Turn the Web into the ultimate cross-referenced library.
Stefan Magdalinski of Whitelabel.org (http://www.whitelabel.org) created a bit of a stir with his WikiProxy, which added links to the BBC's news articles that pointed to pages in the online encyclopedia Wikipedia (http://www.wikipedia.org). The proxy worked by reading in a BBC page, extracting candidates for linking using specially tailored regular expressions, and then comparing these candidates to a list of phrases from the Wikipedia database.
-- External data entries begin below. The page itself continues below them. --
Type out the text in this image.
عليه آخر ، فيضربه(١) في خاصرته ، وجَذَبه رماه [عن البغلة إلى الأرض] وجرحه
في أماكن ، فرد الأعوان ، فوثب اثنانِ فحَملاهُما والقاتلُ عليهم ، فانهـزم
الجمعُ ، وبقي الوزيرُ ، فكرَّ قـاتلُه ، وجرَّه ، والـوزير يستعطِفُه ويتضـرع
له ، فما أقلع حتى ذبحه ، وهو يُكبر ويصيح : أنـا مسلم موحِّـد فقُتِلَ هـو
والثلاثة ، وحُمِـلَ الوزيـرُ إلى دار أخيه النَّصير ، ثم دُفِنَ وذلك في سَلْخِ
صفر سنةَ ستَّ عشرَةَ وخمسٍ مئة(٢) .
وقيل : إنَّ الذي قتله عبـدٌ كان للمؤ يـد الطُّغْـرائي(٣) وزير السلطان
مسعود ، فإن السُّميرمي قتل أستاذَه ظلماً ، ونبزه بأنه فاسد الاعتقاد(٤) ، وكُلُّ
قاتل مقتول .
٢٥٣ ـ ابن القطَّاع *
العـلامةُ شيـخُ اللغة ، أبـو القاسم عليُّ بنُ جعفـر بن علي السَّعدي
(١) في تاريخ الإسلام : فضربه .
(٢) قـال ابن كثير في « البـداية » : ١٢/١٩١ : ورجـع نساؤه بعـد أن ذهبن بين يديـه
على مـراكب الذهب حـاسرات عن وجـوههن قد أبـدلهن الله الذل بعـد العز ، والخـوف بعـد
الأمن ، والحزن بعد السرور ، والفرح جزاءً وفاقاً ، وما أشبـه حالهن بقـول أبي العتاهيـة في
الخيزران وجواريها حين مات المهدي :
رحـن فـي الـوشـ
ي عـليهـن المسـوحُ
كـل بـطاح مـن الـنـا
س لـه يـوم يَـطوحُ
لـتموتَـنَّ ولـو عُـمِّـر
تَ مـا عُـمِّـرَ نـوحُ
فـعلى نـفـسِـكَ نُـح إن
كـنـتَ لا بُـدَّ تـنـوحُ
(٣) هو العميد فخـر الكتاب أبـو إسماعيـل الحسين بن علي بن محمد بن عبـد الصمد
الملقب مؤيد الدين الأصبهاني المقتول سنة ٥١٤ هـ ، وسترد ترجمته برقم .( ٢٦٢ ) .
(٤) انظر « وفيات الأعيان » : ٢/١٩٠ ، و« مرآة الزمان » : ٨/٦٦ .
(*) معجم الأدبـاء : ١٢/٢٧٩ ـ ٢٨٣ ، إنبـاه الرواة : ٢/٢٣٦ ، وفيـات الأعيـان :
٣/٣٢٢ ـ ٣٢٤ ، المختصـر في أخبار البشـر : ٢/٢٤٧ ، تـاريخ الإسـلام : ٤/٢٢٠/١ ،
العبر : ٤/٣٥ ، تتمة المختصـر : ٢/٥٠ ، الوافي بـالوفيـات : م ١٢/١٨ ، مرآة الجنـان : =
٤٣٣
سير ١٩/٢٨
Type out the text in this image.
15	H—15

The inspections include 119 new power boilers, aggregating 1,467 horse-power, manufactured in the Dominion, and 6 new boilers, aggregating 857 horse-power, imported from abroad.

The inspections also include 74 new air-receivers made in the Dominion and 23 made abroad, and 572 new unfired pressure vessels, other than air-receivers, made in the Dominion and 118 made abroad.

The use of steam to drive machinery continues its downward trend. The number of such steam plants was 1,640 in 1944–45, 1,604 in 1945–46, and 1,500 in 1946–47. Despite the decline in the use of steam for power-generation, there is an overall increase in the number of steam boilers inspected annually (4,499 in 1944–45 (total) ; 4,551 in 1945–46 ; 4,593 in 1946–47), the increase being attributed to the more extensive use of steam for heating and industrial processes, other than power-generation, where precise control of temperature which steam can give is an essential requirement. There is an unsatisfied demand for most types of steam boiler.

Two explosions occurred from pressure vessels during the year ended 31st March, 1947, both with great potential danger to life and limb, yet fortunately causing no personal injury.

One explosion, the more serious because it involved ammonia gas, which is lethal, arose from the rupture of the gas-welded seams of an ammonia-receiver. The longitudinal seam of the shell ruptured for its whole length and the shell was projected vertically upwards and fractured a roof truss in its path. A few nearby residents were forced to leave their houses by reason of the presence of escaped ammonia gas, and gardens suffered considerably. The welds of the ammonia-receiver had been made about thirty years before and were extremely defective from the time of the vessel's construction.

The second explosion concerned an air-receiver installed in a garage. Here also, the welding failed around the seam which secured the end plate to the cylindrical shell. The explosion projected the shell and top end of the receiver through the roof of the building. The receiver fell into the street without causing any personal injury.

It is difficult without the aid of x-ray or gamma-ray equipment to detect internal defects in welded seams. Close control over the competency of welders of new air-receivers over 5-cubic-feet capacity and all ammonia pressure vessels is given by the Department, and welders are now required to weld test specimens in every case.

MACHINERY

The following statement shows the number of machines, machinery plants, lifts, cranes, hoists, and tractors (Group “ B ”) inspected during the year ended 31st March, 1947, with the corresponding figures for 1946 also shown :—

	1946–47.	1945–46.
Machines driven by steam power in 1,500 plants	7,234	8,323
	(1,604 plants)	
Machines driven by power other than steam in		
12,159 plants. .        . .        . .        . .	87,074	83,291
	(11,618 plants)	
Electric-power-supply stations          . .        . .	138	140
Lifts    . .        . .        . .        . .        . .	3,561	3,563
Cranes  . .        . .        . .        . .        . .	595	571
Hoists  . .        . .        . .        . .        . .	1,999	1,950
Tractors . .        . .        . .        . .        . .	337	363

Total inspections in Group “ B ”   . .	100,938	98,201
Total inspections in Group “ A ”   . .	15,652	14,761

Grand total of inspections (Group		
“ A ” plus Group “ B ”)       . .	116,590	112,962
This raises the possibility of extending this functionality beyond the BBC site. It's not feasible to proxy the entire Web (unless you're Google), but it sounds like a perfect task for a Greasemonkey script. One big problem: you need to check the term candidates against the Wikipedia database, which weighs in at a hefty 18 megabytes for the article titles alone.
Stefan, author of the original WikiProxy, has kindly agreed to make the Wikipedia term lookup accessible as a web service. This hack uses his web service to look up possible Wikipedia entries and adds links to the current page based on the keyword lookup.
This script contacts a central server on every page load, which presents a privacy risk.
This user script runs on all pages. It is quite complex, but it breaks down into five steps:
The first section defines several variables, including various versions of the Wikipedia icons to label the new links, ...